Beverley was excellent with the Timberwolves last season, shifting their culture and averaging 9.2 points, 4.6 assists, 4.1 rebounds, 1.4 threes and 1.2 steals per game. Despite the important role he played last season, the Timberwolves ultimately traded him to the Utah Jazz as part of the Rudy Gobert blockbuster trade. It remains to be seen if Beverley will be bought out by the Jazz or if he’ll play out the final year of his contract (which is set to pay him $13,000,000).

Josh Hart, Portland Trail Blazers — Player Option  

Hart is coming off of a career-year, averaging 14.9 points, 7.2 rebounds, 4.1 assists, 1.4 threes and 1.1 steals per game on .504/.343/.758 shooting splits. After getting traded to the Trail Blazers, he made the most of his increased role and played some of the best basketball of his career. The 27-year-old reportedly has a mutual option worth $12,960,000 for next season.

Larry Nance Jr., New Orleans Pelicans — Unrestricted

Nance has been traded twice in the last year, with the Cavaliers trading him to the Trail Blazers (by request), and then getting shipped to the Pelicans.
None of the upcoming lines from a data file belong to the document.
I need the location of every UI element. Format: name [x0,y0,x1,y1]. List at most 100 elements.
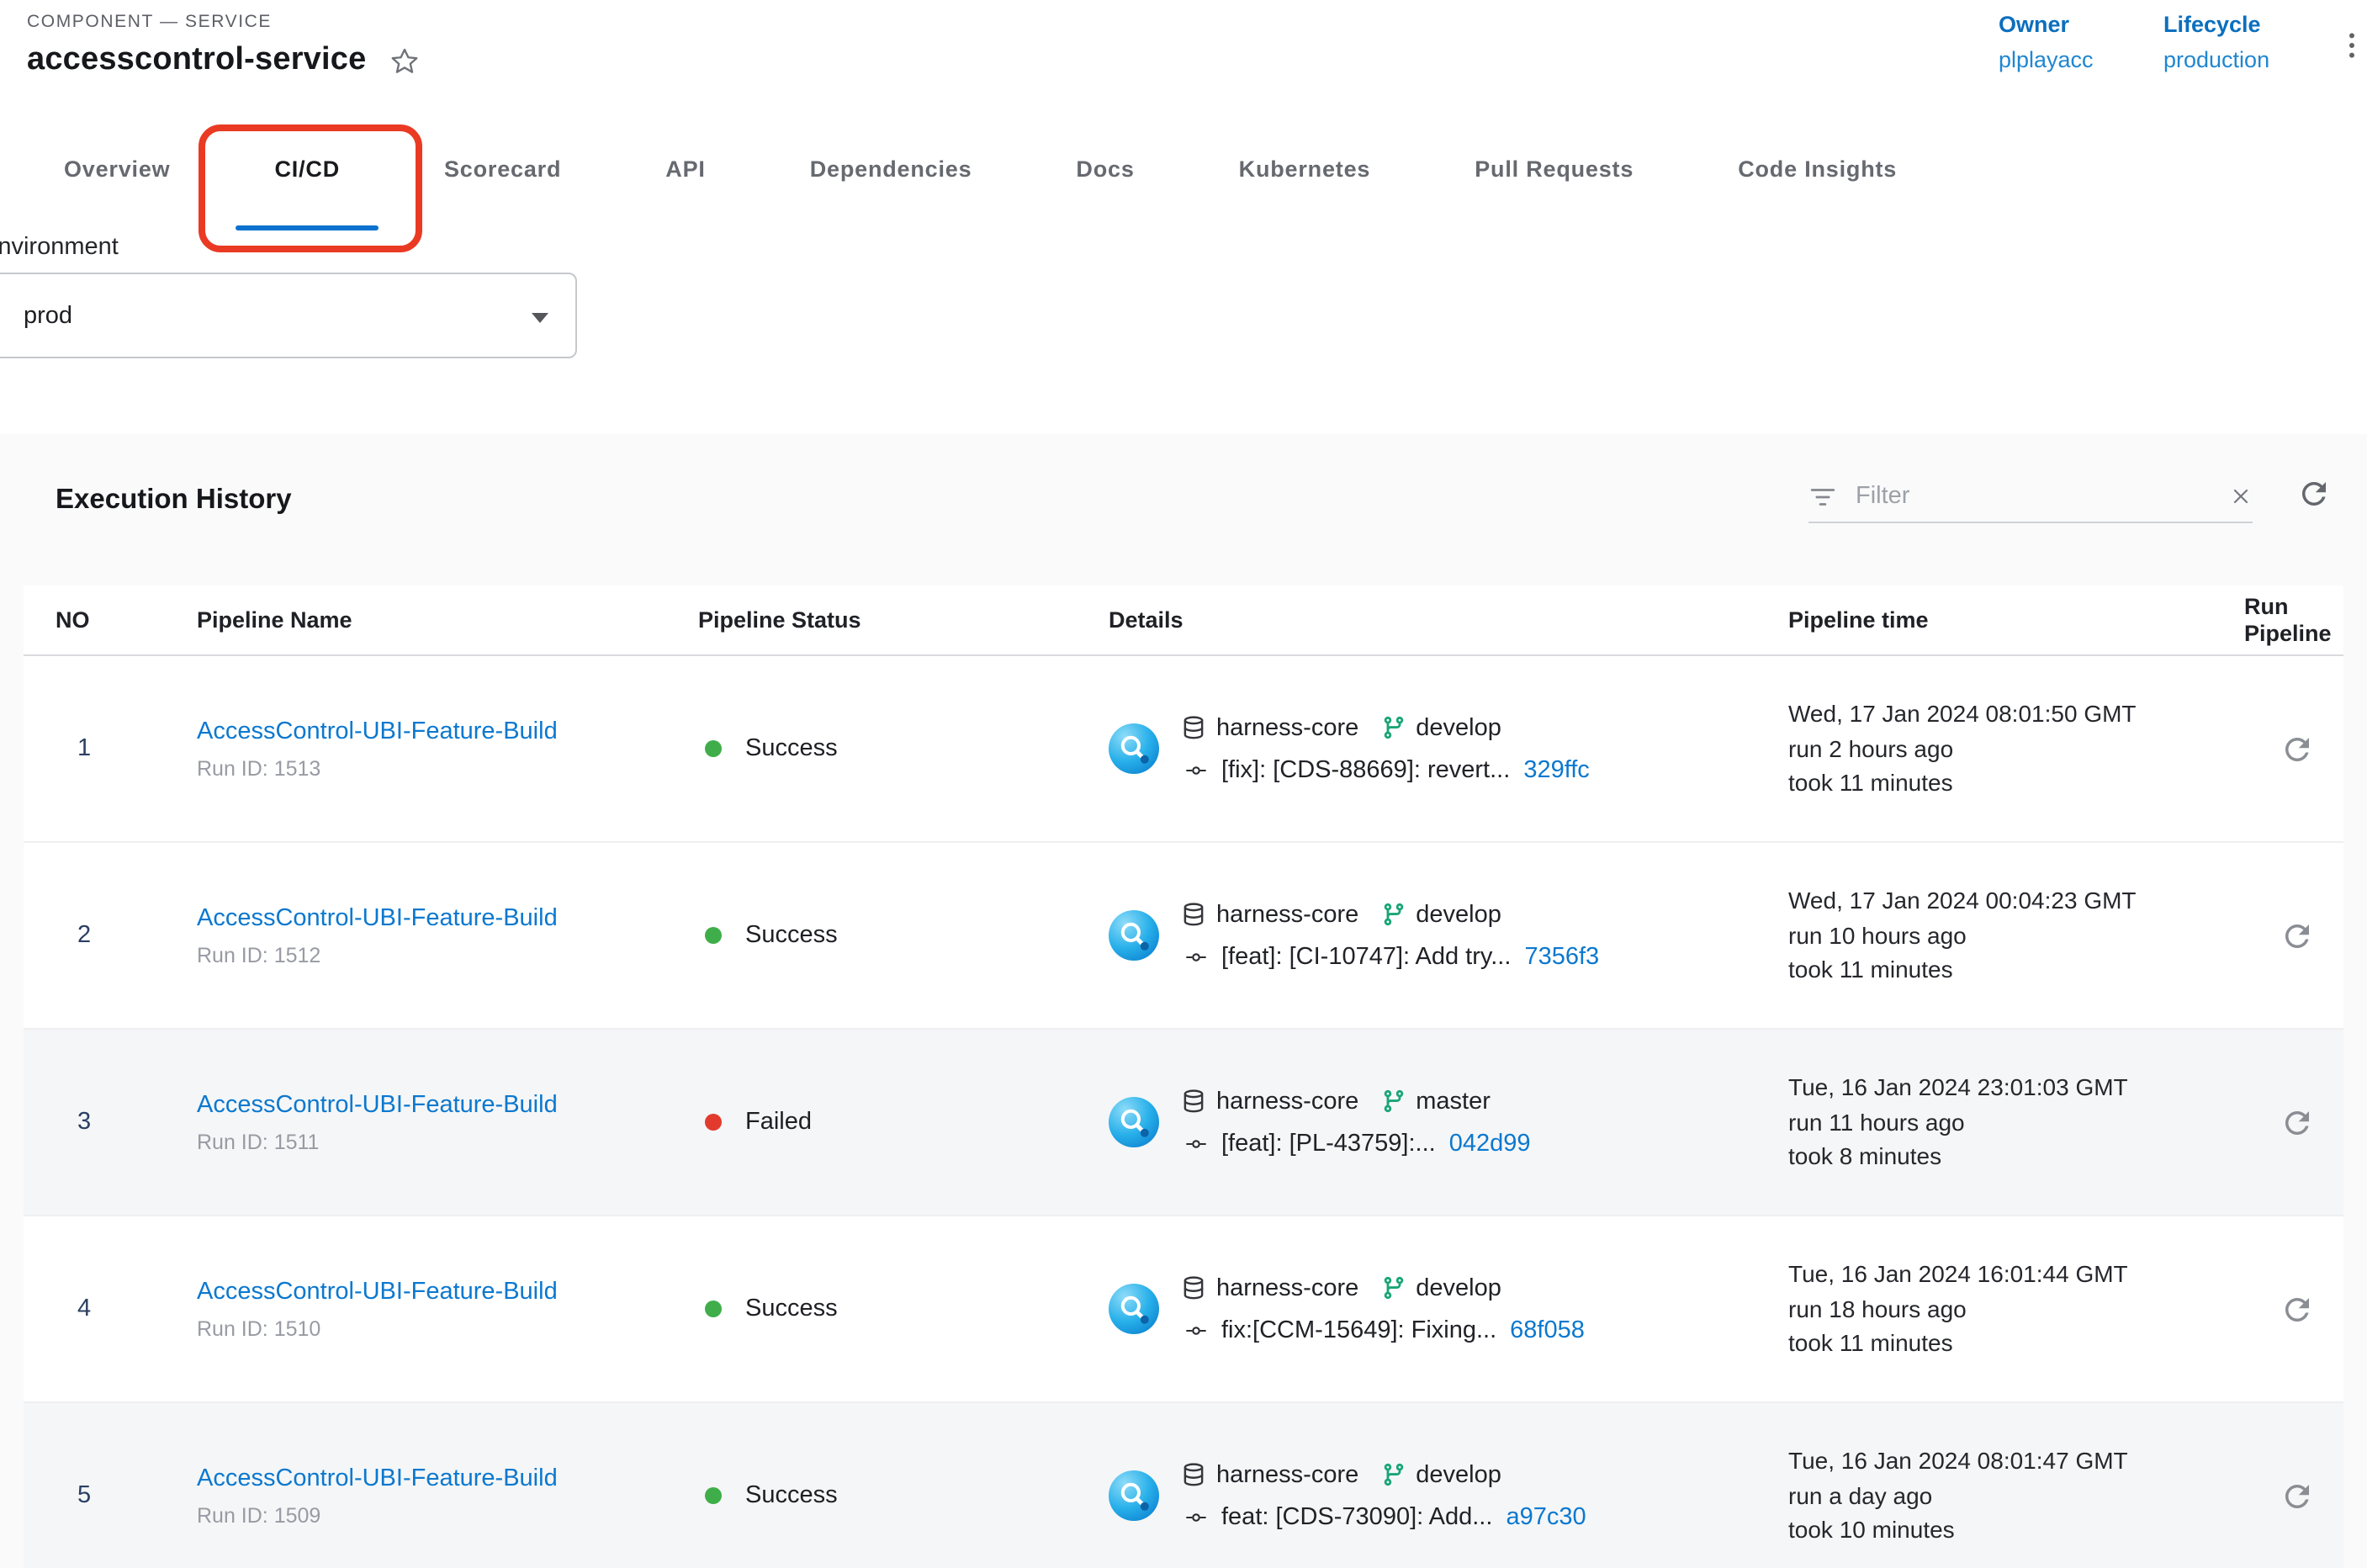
pipeline-time-date: Wed, 17 Jan 2024 08:01:50 GMT [1788,697,2244,732]
tab-pull-requests[interactable]: Pull Requests [1422,106,1686,230]
chevron-down-icon [532,313,548,323]
lifecycle-value: production [2163,47,2269,72]
owner-value-link[interactable]: plplayacc [1999,47,2094,72]
repo-name: harness-core [1216,1088,1358,1115]
pipeline-name-link[interactable]: AccessControl-UBI-Feature-Build [197,1278,698,1305]
lifecycle-block: Lifecycle production [2163,12,2269,72]
rerun-icon [2279,1478,2314,1513]
run-pipeline-button[interactable] [2268,1094,2325,1151]
status-dot [705,1114,722,1131]
pipeline-execution-icon [1109,1284,1159,1334]
pipeline-time-date: Tue, 16 Jan 2024 16:01:44 GMT [1788,1258,2244,1292]
git-commit-icon [1181,1505,1211,1528]
run-id: Run ID: 1510 [197,1316,698,1340]
commit-sha-link[interactable]: 329ffc [1523,756,1590,783]
run-pipeline-button[interactable] [2268,907,2325,964]
git-commit-icon [1181,945,1211,968]
table-row: 5 AccessControl-UBI-Feature-Build Run ID… [24,1403,2343,1568]
pipeline-name-link[interactable]: AccessControl-UBI-Feature-Build [197,718,698,744]
pipeline-execution-icon [1109,910,1159,961]
commit-message: feat: [CDS-73090]: Add... [1221,1503,1492,1530]
commit-sha-link[interactable]: a97c30 [1506,1503,1586,1530]
column-header-details: Details [1109,607,1788,633]
pipeline-time-ago: run 10 hours ago [1788,919,2244,953]
repo-icon [1181,715,1206,740]
favorite-star-icon[interactable] [388,45,420,77]
repo-name: harness-core [1216,1461,1358,1488]
pipeline-time-ago: run 18 hours ago [1788,1292,2244,1327]
tab-scorecard[interactable]: Scorecard [392,106,613,230]
commit-sha-link[interactable]: 68f058 [1510,1316,1585,1343]
pipeline-time-duration: took 11 minutes [1788,1327,2244,1361]
annotation-highlight-box [199,124,423,252]
pipeline-execution-icon [1109,1097,1159,1147]
pipeline-execution-icon [1109,723,1159,774]
branch-name: develop [1416,901,1501,928]
run-pipeline-button[interactable] [2268,1280,2325,1338]
refresh-button[interactable] [2296,476,2332,511]
environment-label: Environment [0,234,119,261]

Last season, Nance averaged 7.0 points, 5.4 rebounds and a steal per game, while shooting 52.2% from the field. The 29-year-old is widely regarded as a terrific defender and glue guy, so he'll have no shortage of suitors once he hits the open market.

Will Barton, Washington Wizards — Unrestricted

The Nuggets recently traded Barton to the Wizards in exchange for Caldwell-Pope and Ish Smith. Last season, Barton averaged 14.7 points, 4.8 rebounds, 3.9 assists, 2.2 threes and 0.8 steals per game on .438/.365/.803 shooting splits. The 31-year-old may get more field goal attempts in Washington, which could help his stock as he approaches unrestricted free agency.

Kelly Oubre Jr., Charlotte Hornets — Unrestricted

Last season, Oubre averaged 15.0 points, 4.0 rebounds, 2.5 threes and a steal per contest, while shooting 44.0% from the field, 34.5% from three and 66.7% from the free-throw line. Next offseason, the 26-year-old will be an unrestricted free agent (after earning $12,600,000 this season).

T.J. Warren, Brooklyn Nets — Unrestricted

Warren was outstanding in the NBA Bubble at the end of the 2019-20 season, averaging 31.0 points, 6.3 rebounds and 3.7 threes per game. With that said, he played just four games during the 2020-21 season and missed the entire 2021-22 campaign. The Nets decided to take a flier on the 28-year-old, viewing him as a low-risk, high-reward addition. This season, he'll have an opportunity to show that he still has plenty left in the tank.

Victor Oladipo, Miami Heat — Unrestricted

After missing most of the 2021-22 season while recovering from surgery on his ruptured quad, Oladipo returned to Miami's lineup for the final eight games of the season, averaging 12.4 points, 3.5 assists, 2.9 rebounds and 1.9 threes per game on .479/.417/.737 shooting splits. Oladipo had several impressive outings, including a 40-point, 10-rebound, 7-assist, 5-three, 2-steal performance in the regular-season finale against Orlando and an efficient 23-point, 3-assist, 3-steal outing in a playoff win over Atlanta. The Heat rewarded the 30-year-old with a two-year, $18 million deal with a player option in the second season.